A view from the cost perspective
Your first task is to understand the strengths, weaknesses and costs of Original Medicare (the government program) and Medicare Advantage (the private alternative).
Here’s a quick overview:
Original Medicare gives you great flexibility. You can choose any doctor in the U.S. that accepts “Medicare assignment” (and most do). And you can see specialists without asking permission. But your out-of-pocket costs are open-ended unless you buy a private policy to help cover the gap. You’ll also have to buy a standalone prescription drug plan if you want help paying for medications.
Medicare Advantage plans cover the same services as Original Medicare, but they bundle in other benefits. These can include dental, vision, fitness, hearing – and prescription drug plans. Out-of-pocket costs are limited to an annual maximum. But you’ll likely have to stay within a network of providers in your local area. (Medical expenses away from home are only covered in emergencies.) Also, you’ll need referrals from your primary care physician or insurer to see specialists.
Despite these inconveniences, enrollments in MA plans have doubled over the past 20 years to nearly 40% of people with Medicare. The reason could be its cost structure.
Most people don’t pay a monthly premium for Part A (hospitalization coverage) because they qualify with Medicare taxes paid through work. But everyone pays the monthly premium for Part B (medical coverage). In 2022, this premium starts at $170.10 and goes higher depending on your income. But that is where the similarities end.
With Original Medicare, only about 80% of your Medicare-approved costs are covered. That means you are responsible for the remaining 20%, which can add up quickly in the case of a severe illness. Out-of-pocket expenses are open-ended with no maximum. Some Original Medicare participants buy a private supplement insurance (or Medigap plan) to help cover that 20% and lessen the risk.
Medigap monthly premiums vary considerably by zip code, age, gender and the plan you choose. The more a plan covers, the higher the premium. (You pay nothing beyond your premium with the best Medigap plans available today – except the Part B deductible, which in 2022 is $233 per year.)
Most people with Original Medicare also buy a private Part D prescription drug plan. The average premium for Part D coverage will be $33 per month in 2022, plus part of the cost of your prescription drugs.
In summary, with Original Medicare, you could be paying:
a monthly Part B premium of $170.10,
an annual Part B deductible of $233,
a monthly Medigap premium and
a monthly Part D drug plan premium of $33.
You would also pay whatever Part A and Part B expense Medigap does not pay, plus what your Part D drug plan doesn’t pay for your prescription drugs.
With Medicare Advantage, you could pay:
a monthly premium as low as $0, although the average premium for 2022 will be $19 per month.
up to $7,550 in out-of-pocket for in-network Parts A and B services and
a monthly Part D drug plan premium of $33 if your Medicare Advantage plan doesn’t cover prescription drugs.
You would also pay whatever your plan doesn’t cover of your prescription drug costs. Please note that the actual amount you pay for coverage from a Medicare Advantage plan will depend on the specific plan’s costs which can vary widely.
And remember that the premiums you pay are just part of your total costs. How you use your insurance will determine your out-of-pocket costs. For example, how many doctor visits (specialist or not) will you make? How many tests and what kind? How many prescriptions will be filled? Until you hit your out-of-pocket maximum (if you have one), each usage can cost a fixed fee or percentage.

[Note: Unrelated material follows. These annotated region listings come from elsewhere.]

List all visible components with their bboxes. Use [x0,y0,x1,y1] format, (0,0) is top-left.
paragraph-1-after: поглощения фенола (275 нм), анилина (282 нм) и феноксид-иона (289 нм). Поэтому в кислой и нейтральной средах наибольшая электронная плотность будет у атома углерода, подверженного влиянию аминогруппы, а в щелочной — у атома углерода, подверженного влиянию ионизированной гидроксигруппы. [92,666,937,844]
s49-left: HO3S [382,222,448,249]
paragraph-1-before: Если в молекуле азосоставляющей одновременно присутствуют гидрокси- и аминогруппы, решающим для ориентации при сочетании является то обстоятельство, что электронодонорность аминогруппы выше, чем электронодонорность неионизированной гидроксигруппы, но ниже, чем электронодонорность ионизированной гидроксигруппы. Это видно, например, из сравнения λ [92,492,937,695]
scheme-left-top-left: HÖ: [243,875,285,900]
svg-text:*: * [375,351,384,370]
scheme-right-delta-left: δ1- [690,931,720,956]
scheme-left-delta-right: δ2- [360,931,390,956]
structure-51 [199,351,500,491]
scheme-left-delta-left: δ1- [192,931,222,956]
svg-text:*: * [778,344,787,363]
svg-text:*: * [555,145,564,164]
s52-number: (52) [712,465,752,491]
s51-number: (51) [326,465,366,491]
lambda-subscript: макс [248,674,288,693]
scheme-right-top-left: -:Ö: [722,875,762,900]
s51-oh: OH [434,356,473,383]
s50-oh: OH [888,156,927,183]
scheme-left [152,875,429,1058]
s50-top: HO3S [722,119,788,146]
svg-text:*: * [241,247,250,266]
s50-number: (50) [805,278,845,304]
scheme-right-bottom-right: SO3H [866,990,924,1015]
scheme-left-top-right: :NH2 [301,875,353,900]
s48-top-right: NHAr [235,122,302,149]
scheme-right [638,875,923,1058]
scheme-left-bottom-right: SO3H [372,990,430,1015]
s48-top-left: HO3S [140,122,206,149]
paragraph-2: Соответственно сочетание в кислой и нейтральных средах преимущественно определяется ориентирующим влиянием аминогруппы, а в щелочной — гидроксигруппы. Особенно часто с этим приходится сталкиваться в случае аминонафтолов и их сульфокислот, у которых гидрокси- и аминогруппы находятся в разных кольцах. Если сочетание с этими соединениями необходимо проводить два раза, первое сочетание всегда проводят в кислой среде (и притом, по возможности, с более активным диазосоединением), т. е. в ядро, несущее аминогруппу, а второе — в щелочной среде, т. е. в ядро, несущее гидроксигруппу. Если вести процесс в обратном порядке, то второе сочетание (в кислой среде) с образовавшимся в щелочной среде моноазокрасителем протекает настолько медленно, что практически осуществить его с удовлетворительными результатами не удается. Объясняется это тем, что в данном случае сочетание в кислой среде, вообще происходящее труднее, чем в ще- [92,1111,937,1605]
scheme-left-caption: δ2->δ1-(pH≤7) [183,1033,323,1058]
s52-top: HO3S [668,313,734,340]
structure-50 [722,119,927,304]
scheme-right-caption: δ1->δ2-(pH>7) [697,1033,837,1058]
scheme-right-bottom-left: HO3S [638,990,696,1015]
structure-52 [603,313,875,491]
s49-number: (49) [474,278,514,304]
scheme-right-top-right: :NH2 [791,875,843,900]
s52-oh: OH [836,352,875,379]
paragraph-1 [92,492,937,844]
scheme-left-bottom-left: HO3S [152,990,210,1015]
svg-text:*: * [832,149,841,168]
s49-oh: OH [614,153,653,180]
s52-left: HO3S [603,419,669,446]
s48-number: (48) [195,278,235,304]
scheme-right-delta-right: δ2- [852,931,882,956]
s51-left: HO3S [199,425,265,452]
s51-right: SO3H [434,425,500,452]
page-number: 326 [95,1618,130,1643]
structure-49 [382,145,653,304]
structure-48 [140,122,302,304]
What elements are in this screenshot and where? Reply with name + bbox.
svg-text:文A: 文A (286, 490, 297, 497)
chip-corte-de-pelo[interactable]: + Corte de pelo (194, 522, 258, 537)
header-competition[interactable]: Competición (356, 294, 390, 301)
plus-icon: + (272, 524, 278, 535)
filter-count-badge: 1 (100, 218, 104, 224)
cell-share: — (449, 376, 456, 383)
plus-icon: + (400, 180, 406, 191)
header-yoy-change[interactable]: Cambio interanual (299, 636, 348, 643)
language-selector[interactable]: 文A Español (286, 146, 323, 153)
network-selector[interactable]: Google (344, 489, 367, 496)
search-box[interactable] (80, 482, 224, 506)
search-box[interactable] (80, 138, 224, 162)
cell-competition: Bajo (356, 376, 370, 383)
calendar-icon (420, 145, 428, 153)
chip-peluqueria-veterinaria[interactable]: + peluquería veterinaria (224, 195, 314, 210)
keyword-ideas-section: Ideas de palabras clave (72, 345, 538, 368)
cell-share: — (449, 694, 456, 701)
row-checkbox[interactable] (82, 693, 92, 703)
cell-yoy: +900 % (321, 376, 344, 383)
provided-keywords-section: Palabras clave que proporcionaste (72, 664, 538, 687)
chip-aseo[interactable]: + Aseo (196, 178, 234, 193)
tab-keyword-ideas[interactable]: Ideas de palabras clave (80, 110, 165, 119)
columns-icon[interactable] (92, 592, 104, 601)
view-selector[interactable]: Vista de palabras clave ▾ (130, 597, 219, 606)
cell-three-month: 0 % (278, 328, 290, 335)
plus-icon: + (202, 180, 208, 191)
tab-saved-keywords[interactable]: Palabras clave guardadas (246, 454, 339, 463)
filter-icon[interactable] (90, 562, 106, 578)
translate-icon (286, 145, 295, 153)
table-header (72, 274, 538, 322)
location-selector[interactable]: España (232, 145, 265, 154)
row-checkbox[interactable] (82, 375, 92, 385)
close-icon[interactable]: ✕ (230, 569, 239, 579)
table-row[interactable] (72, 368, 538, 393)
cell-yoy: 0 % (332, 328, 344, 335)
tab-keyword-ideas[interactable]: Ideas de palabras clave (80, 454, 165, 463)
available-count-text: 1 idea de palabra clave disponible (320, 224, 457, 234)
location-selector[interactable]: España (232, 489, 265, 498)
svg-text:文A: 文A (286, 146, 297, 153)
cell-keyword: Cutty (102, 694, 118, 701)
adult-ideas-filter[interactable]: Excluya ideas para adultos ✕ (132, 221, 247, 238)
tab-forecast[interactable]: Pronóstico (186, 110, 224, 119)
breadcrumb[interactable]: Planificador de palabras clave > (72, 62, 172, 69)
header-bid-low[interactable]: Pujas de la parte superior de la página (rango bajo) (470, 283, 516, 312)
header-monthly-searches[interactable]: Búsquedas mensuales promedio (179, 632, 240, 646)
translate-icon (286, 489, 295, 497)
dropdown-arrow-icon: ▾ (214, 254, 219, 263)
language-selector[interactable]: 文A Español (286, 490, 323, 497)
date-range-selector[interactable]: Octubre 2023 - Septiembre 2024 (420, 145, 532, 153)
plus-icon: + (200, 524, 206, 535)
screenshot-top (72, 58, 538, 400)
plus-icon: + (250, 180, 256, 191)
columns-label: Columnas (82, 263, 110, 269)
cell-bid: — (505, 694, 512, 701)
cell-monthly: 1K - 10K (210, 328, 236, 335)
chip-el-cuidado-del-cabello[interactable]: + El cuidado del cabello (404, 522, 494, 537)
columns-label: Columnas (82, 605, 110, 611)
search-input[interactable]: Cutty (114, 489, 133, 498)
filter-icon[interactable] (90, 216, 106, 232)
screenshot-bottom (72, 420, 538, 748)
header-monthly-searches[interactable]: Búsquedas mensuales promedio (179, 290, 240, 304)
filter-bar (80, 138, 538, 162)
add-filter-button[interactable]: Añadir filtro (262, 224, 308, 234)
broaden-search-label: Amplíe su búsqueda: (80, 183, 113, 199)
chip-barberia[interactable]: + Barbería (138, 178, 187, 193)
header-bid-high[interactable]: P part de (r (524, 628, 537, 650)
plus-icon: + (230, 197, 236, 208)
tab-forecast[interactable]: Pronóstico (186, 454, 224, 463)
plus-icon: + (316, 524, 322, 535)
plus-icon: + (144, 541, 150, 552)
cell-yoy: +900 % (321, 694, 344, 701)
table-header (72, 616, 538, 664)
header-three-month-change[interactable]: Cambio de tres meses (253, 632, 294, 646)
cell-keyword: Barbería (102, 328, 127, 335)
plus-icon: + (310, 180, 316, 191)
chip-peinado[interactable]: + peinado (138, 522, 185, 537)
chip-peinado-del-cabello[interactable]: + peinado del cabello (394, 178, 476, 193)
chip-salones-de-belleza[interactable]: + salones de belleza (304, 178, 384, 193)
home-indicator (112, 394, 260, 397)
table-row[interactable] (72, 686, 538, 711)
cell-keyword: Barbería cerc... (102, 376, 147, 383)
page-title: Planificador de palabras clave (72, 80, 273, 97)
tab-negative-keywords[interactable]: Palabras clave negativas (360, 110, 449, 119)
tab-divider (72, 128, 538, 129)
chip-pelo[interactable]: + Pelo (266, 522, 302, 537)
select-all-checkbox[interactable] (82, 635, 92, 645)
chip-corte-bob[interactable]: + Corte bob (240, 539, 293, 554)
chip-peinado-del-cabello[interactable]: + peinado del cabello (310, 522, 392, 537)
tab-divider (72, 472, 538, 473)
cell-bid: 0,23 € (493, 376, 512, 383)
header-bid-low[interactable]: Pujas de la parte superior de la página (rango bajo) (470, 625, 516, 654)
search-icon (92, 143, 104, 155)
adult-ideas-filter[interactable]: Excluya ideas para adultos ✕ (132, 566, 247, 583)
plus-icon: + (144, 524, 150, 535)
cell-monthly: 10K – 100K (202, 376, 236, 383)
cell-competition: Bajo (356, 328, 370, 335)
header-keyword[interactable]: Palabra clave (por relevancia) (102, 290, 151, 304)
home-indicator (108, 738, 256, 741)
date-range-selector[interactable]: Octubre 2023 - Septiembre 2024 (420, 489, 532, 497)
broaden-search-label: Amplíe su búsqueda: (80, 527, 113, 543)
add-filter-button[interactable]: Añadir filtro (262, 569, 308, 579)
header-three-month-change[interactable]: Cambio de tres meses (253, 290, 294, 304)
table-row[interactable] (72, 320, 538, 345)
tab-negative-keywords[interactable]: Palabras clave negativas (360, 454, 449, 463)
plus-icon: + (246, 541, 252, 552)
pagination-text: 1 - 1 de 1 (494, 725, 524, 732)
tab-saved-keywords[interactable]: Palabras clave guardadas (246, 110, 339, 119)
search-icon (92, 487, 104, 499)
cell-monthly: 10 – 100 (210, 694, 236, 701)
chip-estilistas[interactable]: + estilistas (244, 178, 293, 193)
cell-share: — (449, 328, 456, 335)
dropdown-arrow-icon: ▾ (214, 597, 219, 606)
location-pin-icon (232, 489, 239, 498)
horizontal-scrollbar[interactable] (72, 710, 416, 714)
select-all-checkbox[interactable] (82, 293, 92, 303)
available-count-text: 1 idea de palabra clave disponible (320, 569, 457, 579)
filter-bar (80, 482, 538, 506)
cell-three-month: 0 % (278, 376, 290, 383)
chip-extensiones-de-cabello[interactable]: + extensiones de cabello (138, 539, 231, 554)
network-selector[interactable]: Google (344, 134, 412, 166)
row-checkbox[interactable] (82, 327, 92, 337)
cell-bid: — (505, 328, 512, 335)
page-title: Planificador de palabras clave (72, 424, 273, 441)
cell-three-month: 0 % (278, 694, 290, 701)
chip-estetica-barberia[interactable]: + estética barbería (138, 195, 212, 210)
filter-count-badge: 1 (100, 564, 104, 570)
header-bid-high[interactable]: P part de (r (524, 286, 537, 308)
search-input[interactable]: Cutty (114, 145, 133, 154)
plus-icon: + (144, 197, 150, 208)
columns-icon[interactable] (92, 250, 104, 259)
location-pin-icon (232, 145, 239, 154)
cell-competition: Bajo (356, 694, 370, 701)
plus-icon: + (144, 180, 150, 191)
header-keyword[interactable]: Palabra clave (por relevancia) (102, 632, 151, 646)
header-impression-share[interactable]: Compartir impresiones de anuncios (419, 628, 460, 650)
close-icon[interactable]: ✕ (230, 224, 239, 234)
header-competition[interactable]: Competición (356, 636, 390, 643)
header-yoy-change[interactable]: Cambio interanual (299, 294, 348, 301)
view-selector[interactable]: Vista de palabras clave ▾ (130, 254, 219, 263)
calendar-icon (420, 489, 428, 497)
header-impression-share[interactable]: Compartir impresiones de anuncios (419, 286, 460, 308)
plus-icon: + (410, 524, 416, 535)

Medicare Advantage plans may look more appealing from a cost perspective. But they could end up costing you more if you have a serious illness and need to access specialists or out-of-network medical care. In short, you may need to decide for yourself which is more critical: the flexibility of Original Medicare coverage or lower costs.
Sources: Kaiser Family Foundation. A Dozen Facts About Medicare Advantage in 2020. kff.org (accessed November 17, 2021). Centers for Medicare & Medicaid Services. CMS Releases 2022 Premiums and Cost-Sharing Information for Medicare Advantage and Prescription Drug Plans. cms.gov (press release dated September 30, 2021). CMS Releases 2022 Premiums and Cost-Sharing Information for Medicare Advantage and Prescription Drug Plans.